Il y a dans COME CLOSER quelque chose qui ressemble à une récréation au sens propre : deux artistes qui se retrouvent en dehors de leurs obligations respectives et décident, simplement, de jouer. Tom Rowlands loin des Chemical Brothers, AURORA loin de ses grandes fresques nordiques, et les deux réunis dans un espace où rien n'est vraiment attendu d'eux. Ça s'entend immédiatement.
La genèse de TOMORA suit une logique évidente. AURORA est une fan déclarée des Chemical Brothers, notamment de la bande originale de Hanna dont l'univers froid et cinématique n'est pas sans rappeler son propre territoire sonore.
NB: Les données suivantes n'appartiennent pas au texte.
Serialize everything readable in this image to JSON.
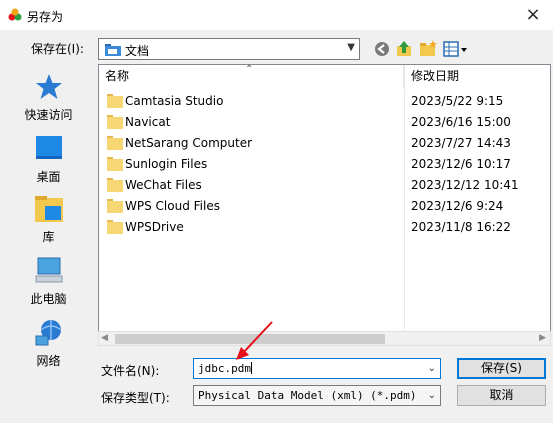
{
  "window": {
    "title": "另存为",
    "close_glyph": "×"
  },
  "toolbar": {
    "save_in_label": "保存在(I):",
    "save_in_value": "文档",
    "icons": [
      "back-icon",
      "up-folder-icon",
      "new-folder-icon",
      "view-menu-icon"
    ]
  },
  "places": [
    {
      "label": "快速访问",
      "icon": "star-icon"
    },
    {
      "label": "桌面",
      "icon": "desktop-icon"
    },
    {
      "label": "库",
      "icon": "library-icon"
    },
    {
      "label": "此电脑",
      "icon": "computer-icon"
    },
    {
      "label": "网络",
      "icon": "network-icon"
    }
  ],
  "filelist": {
    "columns": {
      "name": "名称",
      "date": "修改日期"
    },
    "rows": [
      {
        "name": "Camtasia Studio",
        "date": "2023/5/22 9:15"
      },
      {
        "name": "Navicat",
        "date": "2023/6/16 15:00"
      },
      {
        "name": "NetSarang Computer",
        "date": "2023/7/27 14:43"
      },
      {
        "name": "Sunlogin Files",
        "date": "2023/12/6 10:17"
      },
      {
        "name": "WeChat Files",
        "date": "2023/12/12 10:41"
      },
      {
        "name": "WPS Cloud Files",
        "date": "2023/12/6 9:24"
      },
      {
        "name": "WPSDrive",
        "date": "2023/11/8 16:22"
      }
    ]
  },
  "form": {
    "filename_label": "文件名(N):",
    "filename_value": "jdbc.pdm",
    "filetype_label": "保存类型(T):",
    "filetype_value": "Physical Data Model (xml) (*.pdm)",
    "save_button": "保存(S)",
    "cancel_button": "取消"
  },
  "colors": {
    "accent": "#0078d7",
    "annotation": "#e8101a",
    "folder": "#f7d774"
  }
}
Leur collaboration sur « Eye of Destruction » avait déjà posé les jalons : ce goût commun pour l'urgence électronique teintée d'étrangeté, pour les textures qui évoquent autant un jeu vidéo qu'un paysage arctique. COME CLOSER est la continuation naturelle de cette logique, en plus libre, en plus déployé.
L'album est inégal, c'est indéniable. Certains singles agacent un peu pris isolément. Mais à l'intérieur de l'album, ils trouvent leur place et leur sens. « RING THE ALARM », qui peut irriter en écoute autonome, arrive ici après trois morceaux plus posés et apporte exactement l'urgence qu'il faut. C'est le soin du séquençage, marque de fabrique de Rowlands, qui fait tenir l'ensemble. Les transitions sont soignées, le flux ne se rompt jamais vraiment.
Aurora, de son côté, apporte ce que personne d'autre ne pourrait : une voix cristalline et une fraîcheur presque juvénile qui allège ce que la production de Rowlands pourrait avoir de trop imposant. Le nom du projet dit tout : Tom + Aurora = TOMORA. Simple comme un jeu d'enfant. Et c'est exactement cette naïveté assumée, ce plaisir brut de faire de la musique ensemble, qui rend COME CLOSER attachant malgré ses imperfections. On aurait tort de lui demander d'être autre chose que ce qu'il est : un bel exutoire.
Si vous n'avez que 3 morceaux à écouter : « COME CLOSER », « SOMEWHERE ELSE », et « THE THING ».